As word of the crazy-Swedish-woman-who-opened-a-bookstore in the dying town of Broken Wheel spreads, and tourist traffic in Broken Wheel slowly increases.

Bivald's book has been compared to Helene Hanff's 84 Charing Cross Road and Gabrielle Zevin's The Storied Life of A.J. Fikry, but I think that the only similarities are that they all include a bookstore and a bookseller who shares a love of literature.  

And, perhaps, a story that begs to be read in one sitting.






FTC Full Disclosure:  Many thanks to the publisher for the Advance Reading Copy of this book.

Tuesday, September 16, 2014

Teen Tuesday

Conversion by Katherine Howe (G.P. Putnam's Son's Books for Young Readers hardcover, 1 July 2014).

In 1692, in Salem Village (now Danvers), Massachusetts, a young girl began to act strangely.  It didn't take long for the convulsions, tics and other bizarre actions to affect other girls in the village. Since doctors were able to pinpoint no physical cause, the symptoms were attributed to witchcraft.  During the course of about a year, nearly 200 residents of the Village were accused of  being practicing witches, and 19 were put to death.

Late in 2012, in Le Roy, New York, high school students began reporting unexplainable symptoms including Tourette's-like verbal tics, seizures, and other physical tics.  There were many theories as to what caused these problems, including environmental pollution (Erin Brockovich was even called in) conversion disorder, and PANDAS.

Katherine Howe has taken these two similar incidents, woven them together and created the riveting novel that is Conversion.

Senior year at the prestigious (fictional) St. Joan's Academy is tough.  As well as keeping up their grades, there are college applications, graduation (the battle for the valedictorian position is hard-fought) and extracurriculars.

Clara Rutherford, school "royalty", begins twitching in the middle of class.  Soon other students are convulsing, losing hair, and coughing violently.  Again, physicians and psychologists are stumped.  The students, faculty, and parents are in turmoil.  Blame is being passed around and around.

Howe alternates chapters of the present-day story with a similar one set in Salem Village in the Seventeenth Century.  The parallels are striking.

The conclusion of the historical story is predictable; that of the Twenty-first Century is unexpected.
Prepare to be enthralled, and provoked into investigating the true stories that inspired Katherine Howe.



FTC Full Disclosure:  I borrowed this book from my local library.




Thursday, May 22, 2014

Teen Thursday

Infinite Sky by C.J. Flood (Atheneum Books for Young Readers hardcover, 20 May 2014).

It was bad enough three months earlier, when Iris' mother left to find herself, but her absence is even more evident now that school is out.  Sure, she calls once a week, but neither Iris' dad nor her brother Sam want to talk to her.  The house is a mess, and there's never any food around.
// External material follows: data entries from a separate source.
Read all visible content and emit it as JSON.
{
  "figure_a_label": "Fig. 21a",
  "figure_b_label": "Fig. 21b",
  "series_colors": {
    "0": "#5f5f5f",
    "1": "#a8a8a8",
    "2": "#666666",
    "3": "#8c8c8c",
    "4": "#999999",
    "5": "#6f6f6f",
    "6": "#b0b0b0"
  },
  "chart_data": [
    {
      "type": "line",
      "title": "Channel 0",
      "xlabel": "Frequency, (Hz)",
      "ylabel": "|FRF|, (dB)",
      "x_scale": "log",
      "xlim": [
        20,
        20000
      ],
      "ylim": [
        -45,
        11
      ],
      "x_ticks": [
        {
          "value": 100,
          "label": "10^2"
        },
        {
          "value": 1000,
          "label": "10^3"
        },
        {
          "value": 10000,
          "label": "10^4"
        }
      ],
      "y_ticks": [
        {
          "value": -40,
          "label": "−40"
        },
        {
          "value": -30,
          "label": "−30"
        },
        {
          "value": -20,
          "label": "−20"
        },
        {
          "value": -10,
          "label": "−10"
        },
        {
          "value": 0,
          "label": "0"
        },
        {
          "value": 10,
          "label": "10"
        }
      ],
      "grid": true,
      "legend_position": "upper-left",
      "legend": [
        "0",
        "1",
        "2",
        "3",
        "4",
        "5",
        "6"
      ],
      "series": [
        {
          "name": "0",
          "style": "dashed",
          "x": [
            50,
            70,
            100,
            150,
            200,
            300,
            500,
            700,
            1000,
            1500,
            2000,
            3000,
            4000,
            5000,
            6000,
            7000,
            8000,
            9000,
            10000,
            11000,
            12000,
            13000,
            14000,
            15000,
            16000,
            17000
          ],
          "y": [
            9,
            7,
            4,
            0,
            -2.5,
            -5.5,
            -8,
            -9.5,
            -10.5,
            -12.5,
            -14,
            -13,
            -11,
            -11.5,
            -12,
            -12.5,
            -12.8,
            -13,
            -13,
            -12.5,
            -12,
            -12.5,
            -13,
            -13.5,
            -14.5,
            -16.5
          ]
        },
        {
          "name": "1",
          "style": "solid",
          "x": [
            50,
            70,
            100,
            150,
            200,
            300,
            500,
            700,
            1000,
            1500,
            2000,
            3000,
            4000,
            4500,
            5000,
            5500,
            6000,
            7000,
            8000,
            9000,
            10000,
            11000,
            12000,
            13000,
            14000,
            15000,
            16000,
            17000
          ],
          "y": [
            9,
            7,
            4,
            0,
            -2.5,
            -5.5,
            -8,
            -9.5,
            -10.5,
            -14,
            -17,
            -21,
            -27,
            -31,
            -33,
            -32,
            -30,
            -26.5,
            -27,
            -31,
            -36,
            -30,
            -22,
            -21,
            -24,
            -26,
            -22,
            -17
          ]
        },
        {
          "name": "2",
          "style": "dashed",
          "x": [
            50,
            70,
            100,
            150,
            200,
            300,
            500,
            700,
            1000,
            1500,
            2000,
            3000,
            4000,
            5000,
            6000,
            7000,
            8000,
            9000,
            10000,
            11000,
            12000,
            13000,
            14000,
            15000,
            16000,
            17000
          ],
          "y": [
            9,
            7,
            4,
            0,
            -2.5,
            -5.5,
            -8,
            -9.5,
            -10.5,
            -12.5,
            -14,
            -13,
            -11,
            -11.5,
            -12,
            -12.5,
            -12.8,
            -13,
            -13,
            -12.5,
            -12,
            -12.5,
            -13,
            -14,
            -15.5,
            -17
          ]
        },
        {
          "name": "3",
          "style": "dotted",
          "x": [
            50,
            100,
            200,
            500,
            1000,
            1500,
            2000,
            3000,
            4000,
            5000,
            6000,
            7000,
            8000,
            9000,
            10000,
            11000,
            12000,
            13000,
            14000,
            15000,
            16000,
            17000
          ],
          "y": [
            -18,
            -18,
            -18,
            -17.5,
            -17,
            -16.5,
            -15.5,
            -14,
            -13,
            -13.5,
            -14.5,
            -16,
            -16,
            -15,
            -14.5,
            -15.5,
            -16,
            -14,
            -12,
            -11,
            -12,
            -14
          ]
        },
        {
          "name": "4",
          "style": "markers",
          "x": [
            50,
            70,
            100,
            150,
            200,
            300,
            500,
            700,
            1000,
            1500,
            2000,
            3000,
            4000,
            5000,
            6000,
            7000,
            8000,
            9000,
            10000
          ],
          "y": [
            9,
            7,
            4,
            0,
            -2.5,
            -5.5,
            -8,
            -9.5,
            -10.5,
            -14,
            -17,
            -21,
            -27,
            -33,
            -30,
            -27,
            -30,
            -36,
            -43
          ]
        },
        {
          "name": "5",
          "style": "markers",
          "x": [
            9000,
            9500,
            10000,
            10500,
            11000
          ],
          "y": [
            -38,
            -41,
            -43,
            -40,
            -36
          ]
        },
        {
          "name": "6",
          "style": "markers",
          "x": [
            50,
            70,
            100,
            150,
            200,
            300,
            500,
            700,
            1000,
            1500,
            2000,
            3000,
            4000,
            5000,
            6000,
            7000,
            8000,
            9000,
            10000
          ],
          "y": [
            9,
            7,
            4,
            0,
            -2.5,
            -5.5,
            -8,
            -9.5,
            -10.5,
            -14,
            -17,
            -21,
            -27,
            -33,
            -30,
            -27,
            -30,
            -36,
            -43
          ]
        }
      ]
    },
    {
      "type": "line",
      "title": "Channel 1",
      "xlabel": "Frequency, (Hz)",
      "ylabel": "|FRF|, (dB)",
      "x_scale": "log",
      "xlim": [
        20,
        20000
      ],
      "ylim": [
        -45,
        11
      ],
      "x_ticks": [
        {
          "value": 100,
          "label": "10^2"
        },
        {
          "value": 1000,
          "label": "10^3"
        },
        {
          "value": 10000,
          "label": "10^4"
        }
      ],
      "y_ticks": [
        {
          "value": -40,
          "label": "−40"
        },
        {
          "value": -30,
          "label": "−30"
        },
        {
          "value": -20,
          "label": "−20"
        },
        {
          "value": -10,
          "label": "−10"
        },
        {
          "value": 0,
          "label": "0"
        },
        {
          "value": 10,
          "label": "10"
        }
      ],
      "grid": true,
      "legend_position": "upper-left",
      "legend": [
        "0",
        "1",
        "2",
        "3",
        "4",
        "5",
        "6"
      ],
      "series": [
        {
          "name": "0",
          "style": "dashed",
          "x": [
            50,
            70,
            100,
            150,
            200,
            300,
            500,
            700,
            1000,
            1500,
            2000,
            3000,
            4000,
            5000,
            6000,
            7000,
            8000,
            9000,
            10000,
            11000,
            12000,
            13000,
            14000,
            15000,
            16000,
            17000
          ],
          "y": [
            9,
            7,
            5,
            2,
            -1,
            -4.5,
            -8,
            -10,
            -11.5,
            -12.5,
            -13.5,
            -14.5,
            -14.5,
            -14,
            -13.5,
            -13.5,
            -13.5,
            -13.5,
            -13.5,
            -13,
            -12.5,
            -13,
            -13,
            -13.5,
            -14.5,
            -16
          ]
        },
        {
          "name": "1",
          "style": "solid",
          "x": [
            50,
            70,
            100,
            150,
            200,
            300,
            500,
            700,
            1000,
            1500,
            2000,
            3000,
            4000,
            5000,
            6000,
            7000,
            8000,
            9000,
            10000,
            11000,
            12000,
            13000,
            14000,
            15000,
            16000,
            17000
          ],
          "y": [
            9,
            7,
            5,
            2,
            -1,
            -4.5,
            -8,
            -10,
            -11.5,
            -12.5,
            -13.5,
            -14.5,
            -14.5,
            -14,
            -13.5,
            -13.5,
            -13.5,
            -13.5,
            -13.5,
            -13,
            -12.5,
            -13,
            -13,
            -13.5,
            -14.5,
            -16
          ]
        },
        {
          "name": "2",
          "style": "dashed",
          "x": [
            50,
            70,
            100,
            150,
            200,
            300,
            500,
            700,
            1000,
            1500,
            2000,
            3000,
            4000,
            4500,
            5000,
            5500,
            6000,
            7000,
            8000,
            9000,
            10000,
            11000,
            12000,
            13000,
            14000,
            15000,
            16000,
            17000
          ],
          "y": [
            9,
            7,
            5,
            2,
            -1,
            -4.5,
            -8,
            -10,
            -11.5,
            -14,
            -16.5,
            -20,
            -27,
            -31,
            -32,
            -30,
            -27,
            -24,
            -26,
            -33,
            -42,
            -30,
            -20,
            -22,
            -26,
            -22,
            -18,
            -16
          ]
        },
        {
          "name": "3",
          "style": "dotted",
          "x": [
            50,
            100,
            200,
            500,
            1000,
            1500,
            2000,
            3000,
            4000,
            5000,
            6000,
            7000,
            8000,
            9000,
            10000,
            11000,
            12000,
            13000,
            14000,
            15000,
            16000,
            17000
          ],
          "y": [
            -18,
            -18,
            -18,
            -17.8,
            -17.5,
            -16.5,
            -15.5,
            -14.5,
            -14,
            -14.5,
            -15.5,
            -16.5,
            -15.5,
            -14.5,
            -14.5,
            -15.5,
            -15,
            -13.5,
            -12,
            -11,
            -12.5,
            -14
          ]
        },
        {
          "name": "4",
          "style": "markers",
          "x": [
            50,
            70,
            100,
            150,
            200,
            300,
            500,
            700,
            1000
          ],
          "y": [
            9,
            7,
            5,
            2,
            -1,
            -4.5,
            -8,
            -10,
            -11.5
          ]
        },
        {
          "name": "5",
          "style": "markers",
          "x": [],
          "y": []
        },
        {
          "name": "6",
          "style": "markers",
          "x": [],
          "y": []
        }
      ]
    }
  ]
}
When Dad isn't working, he's at the pub.  Sam's found a new group of friends with motorcycles and shaved heads.  And a family of Travelers set up camp in the paddock near the house.  Even though they're there illegally, the police don't want to move them along, because they'll just set up somewhere else they shouldn't.

Iris takes to watching them from her dad's bedroom window.  They have a boy who appears to be around her age, and eventually Iris meets him.  His name is Trick (short for Patrick) and they develop a friendship, walking and talking in the cornfield where they can't be seen.

The summer flows along.  Iris' father becomes more and more annoyed with the gypsies, and Sam is out till all hours, getting into trouble.  Something bad is bound to happen, but when it does, it's worse than she could possibly have imagined.

During just a few weeks, the lives of Iris and her family are completely changed in this engrossing and bittersweet story.   It's a quick read (more so because it's difficult to put down), but the feelings that ensue will remain for some time.



FTC Full Disclosure:  Many thanks to the publisher for the Advance Reading Copy.